Health care organizations that aren’t already prioritizing liability and risk management should consider the current climate. Data published in the ninth annual Zurich Healthcare Risk Insights benchmark study revealed that claim severity has been on the rise since 2006, reported Claim Journal. As a result, the total sums being paid out for closed claims has increased as well.
According to the Aon annual hospital liability report, the cost of the average closed claim reached an all-time high of $463,000 in 2012, said CNN Money. The cost of closed claims has continued to hover in this vicinity, reaching an average price of $459,000 as recently as 2014. Furthermore, a growing trend of cyber attacks on health care organizations and subsequent data breaches has put additional pressure on administrators to account for digital attacks.
Predictive analytics provide improved visibility for hospital stakeholders
Becker’s Hospital Review emphasized that the ability to correctly prioritize tasks is absolutely critical to successful risk management. Few solutions provide health care decision makers with the all-encompassing visibility necessary to prioritize solutions like a reliable predictive analytics solution. The extra data equips users with insights into the nature of risks at a granular level, along with the ability to perform separate cost-to-risk measurements for each department.

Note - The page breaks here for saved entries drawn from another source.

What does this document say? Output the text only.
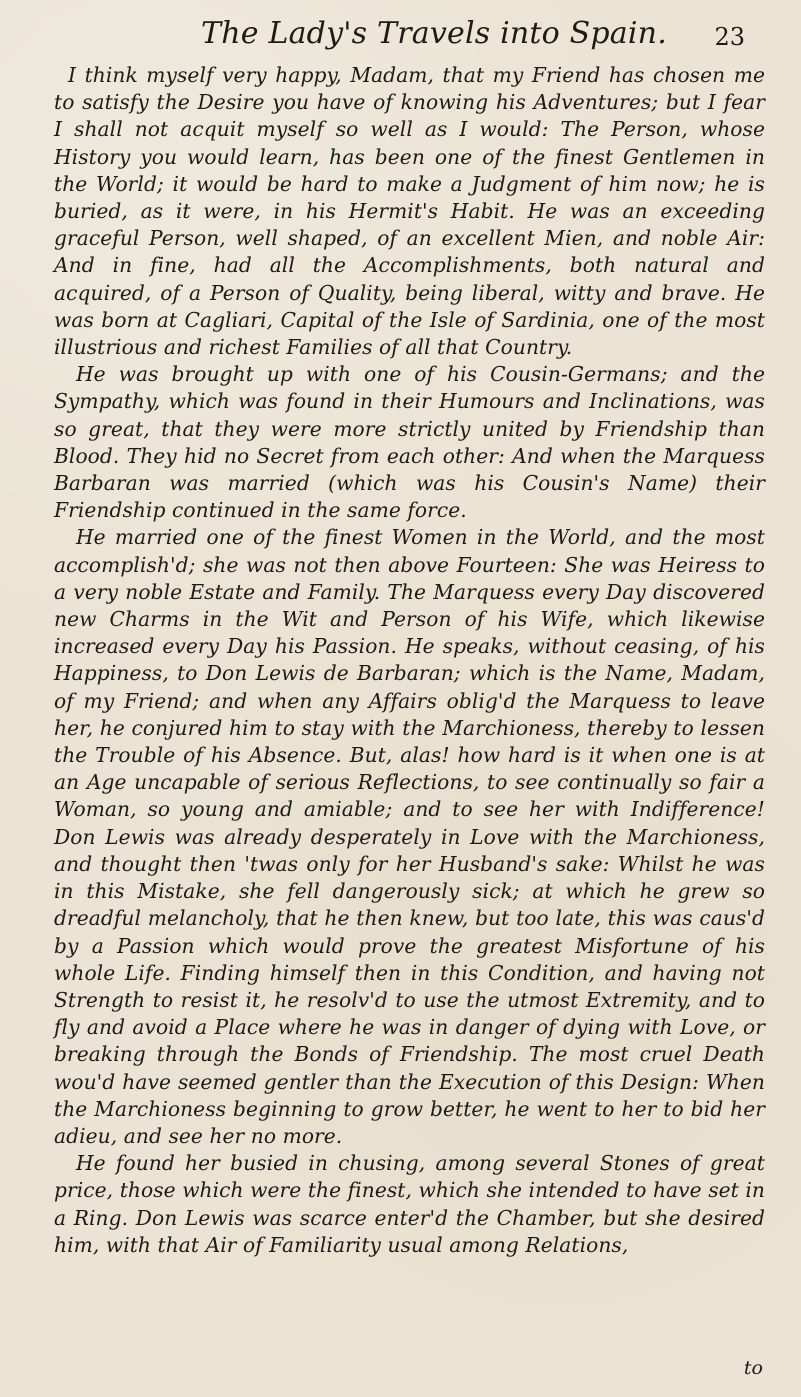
The Lady's Travels into Spain.	23

I think myself very happy, Madam, that my Friend has chosen me to satisfy the Desire you have of knowing his Adventures; but I fear I shall not acquit myself so well as I would: The Person, whose History you would learn, has been one of the finest Gentlemen in the World; it would be hard to make a Judgment of him now; he is buried, as it were, in his Hermit's Habit. He was an exceeding graceful Person, well shaped, of an excellent Mien, and noble Air: And in fine, had all the Accomplishments, both natural and acquired, of a Person of Quality, being liberal, witty and brave. He was born at Cagliari, Capital of the Isle of Sardinia, one of the most illustrious and richest Families of all that Country.

He was brought up with one of his Cousin-Germans; and the Sympathy, which was found in their Humours and Inclinations, was so great, that they were more strictly united by Friendship than Blood. They hid no Secret from each other: And when the Marquess Barbaran was married (which was his Cousin's Name) their Friendship continued in the same force.

He married one of the finest Women in the World, and the most accomplish'd; she was not then above Fourteen: She was Heiress to a very noble Estate and Family. The Marquess every Day discovered new Charms in the Wit and Person of his Wife, which likewise increased every Day his Passion. He speaks, without ceasing, of his Happiness, to Don Lewis de Barbaran; which is the Name, Madam, of my Friend; and when any Affairs oblig'd the Marquess to leave her, he conjured him to stay with the Marchioness, thereby to lessen the Trouble of his Absence. But, alas! how hard is it when one is at an Age uncapable of serious Reflections, to see continually so fair a Woman, so young and amiable; and to see her with Indifference! Don Lewis was already desperately in Love with the Marchioness, and thought then 'twas only for her Husband's sake: Whilst he was in this Mistake, she fell dangerously sick; at which he grew so dreadful melancholy, that he then knew, but too late, this was caus'd by a Passion which would prove the greatest Misfortune of his whole Life. Finding himself then in this Condition, and having not Strength to resist it, he resolv'd to use the utmost Extremity, and to fly and avoid a Place where he was in danger of dying with Love, or breaking through the Bonds of Friendship. The most cruel Death wou'd have seemed gentler than the Execution of this Design: When the Marchioness beginning to grow better, he went to her to bid her adieu, and see her no more.

He found her busied in chusing, among several Stones of great price, those which were the finest, which she intended to have set in a Ring. Don Lewis was scarce enter'd the Chamber, but she desired him, with that Air of Familiarity usual among Relations,

to
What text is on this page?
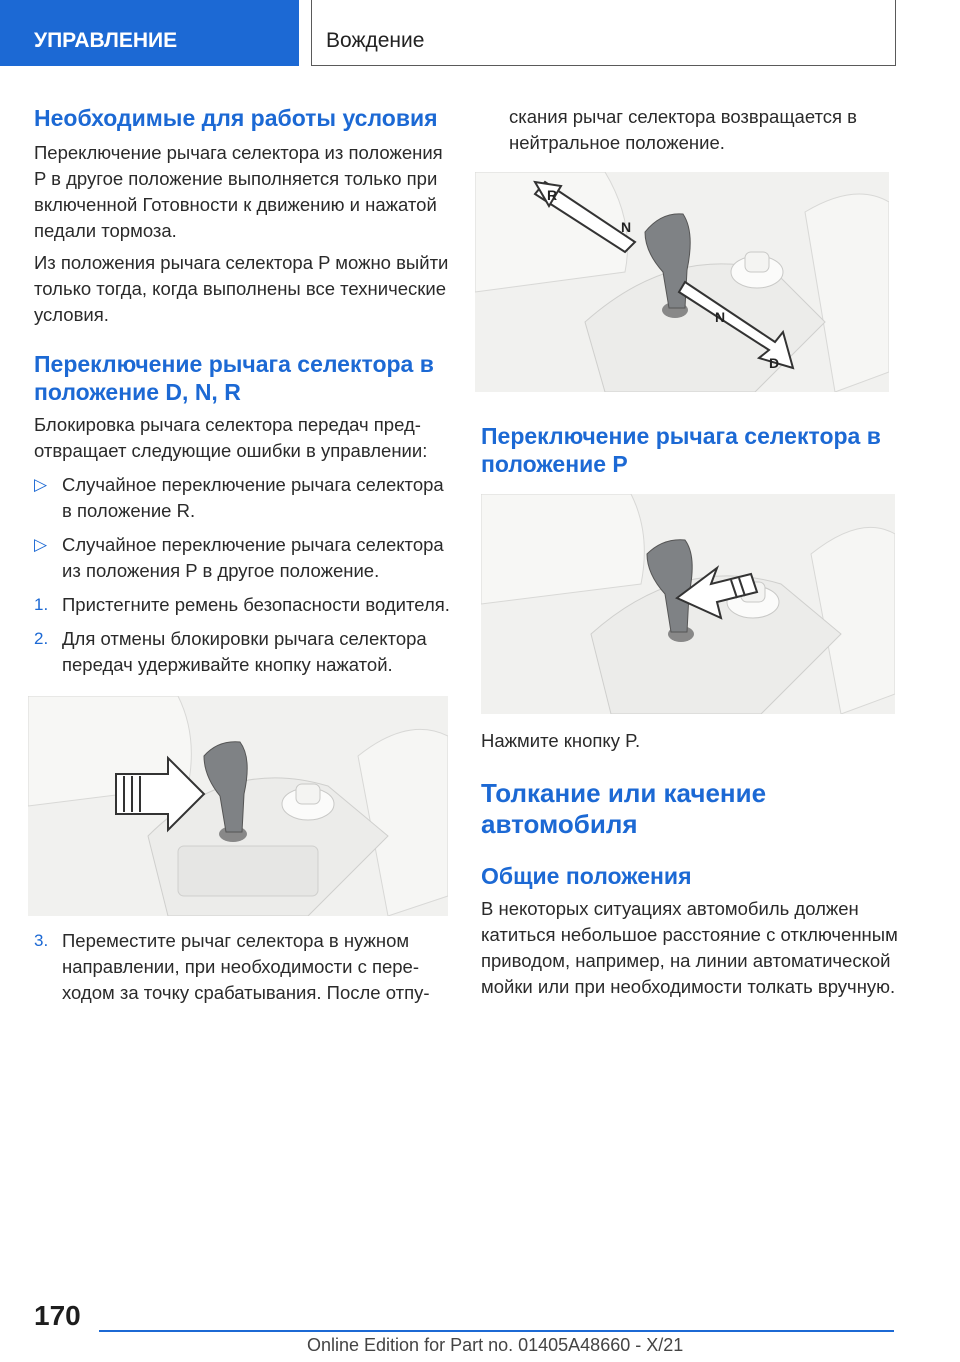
УПРАВЛЕНИЕ	Вождение
Необходимые для работы условия

Переключение рычага селектора из положения P в другое положение выполняется только при включенной Готовности к движению и нажатой педали тормоза.

Из положения рычага селектора P можно выйти только тогда, когда выполнены все технические условия.

Переключение рычага селектора в положение D, N, R

Блокировка рычага селектора передач предотвращает следующие ошибки в управлении:

▷ Случайное переключение рычага селектора в положение R.
▷ Случайное переключение рычага селектора из положения P в другое положение.
1. Пристегните ремень безопасности водителя.
2. Для отмены блокировки рычага селектора передач удерживайте кнопку нажатой.
3. Переместите рычаг селектора в нужном направлении, при необходимости с переходом за точку срабатывания. После отпу-

скания рычаг селектора возвращается в нейтральное положение.

R
N
N
D
Переключение рычага селектора в положение P

Нажмите кнопку P.

Толкание или качение автомобиля
Общие положения

В некоторых ситуациях автомобиль должен катиться небольшое расстояние с отключенным приводом, например, на линии автоматической мойки или при необходимости толкать вручную.

170
Online Edition for Part no. 01405A48660 - X/21
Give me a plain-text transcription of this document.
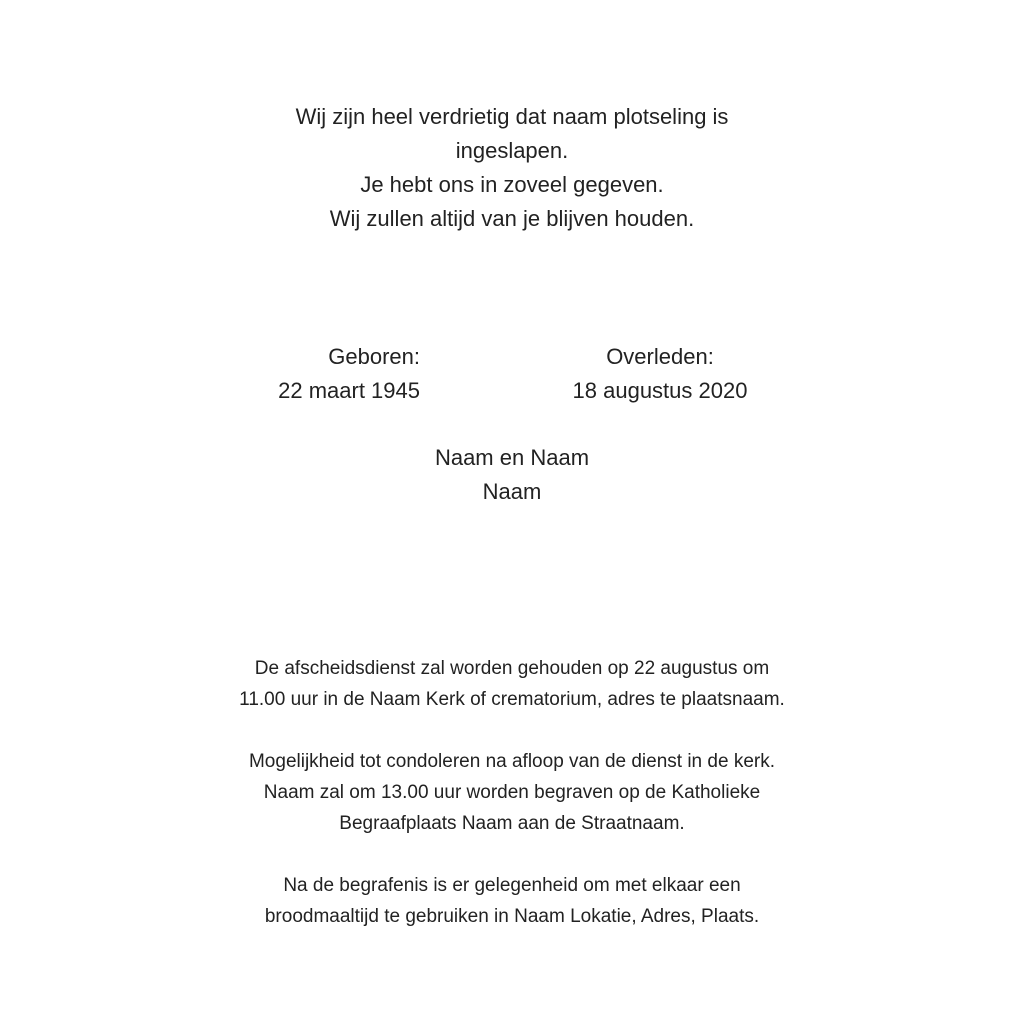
Wij zijn heel verdrietig dat naam plotseling is
ingeslapen.
Je hebt ons in zoveel gegeven.
Wij zullen altijd van je blijven houden.
Geboren:
22 maart 1945
Overleden:
18 augustus 2020
Naam en Naam
Naam
De afscheidsdienst zal worden gehouden op 22 augustus om
11.00 uur in de Naam Kerk of crematorium, adres te plaatsnaam.
Mogelijkheid tot condoleren na afloop van de dienst in de kerk.
Naam zal om 13.00 uur worden begraven op de Katholieke
Begraafplaats Naam aan de Straatnaam.
Na de begrafenis is er gelegenheid om met elkaar een
broodmaaltijd te gebruiken in Naam Lokatie, Adres, Plaats.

The data provided by predictive analytics can do more to help hospitals limit liability claims than help decision-makers to better prioritize risks. Advanced analytics can also be used to study modern and past claims data for trends that predict the future of the industry. By staying on top of the technology curve with the helpful hints provided by big data, healthcare organizations can limit the costs of staying up to date with the industry and compliant with a rapidly evolving claims market.
Data collected in the lab can be used to balance utilization and cut costs
Unnecessary medical expenses, such as the cost of covering avoidable medical tests, make a considerable contribution to the healthcare industry’s expenses. According to the Institute of Medicine, about $750 billion goes toward incorrectly utilized resources each year. In addition to ramping up costs and generating overlapping inefficiencies, poorly managed lab practices can make a healthcare organization liable for numerous compliance failures.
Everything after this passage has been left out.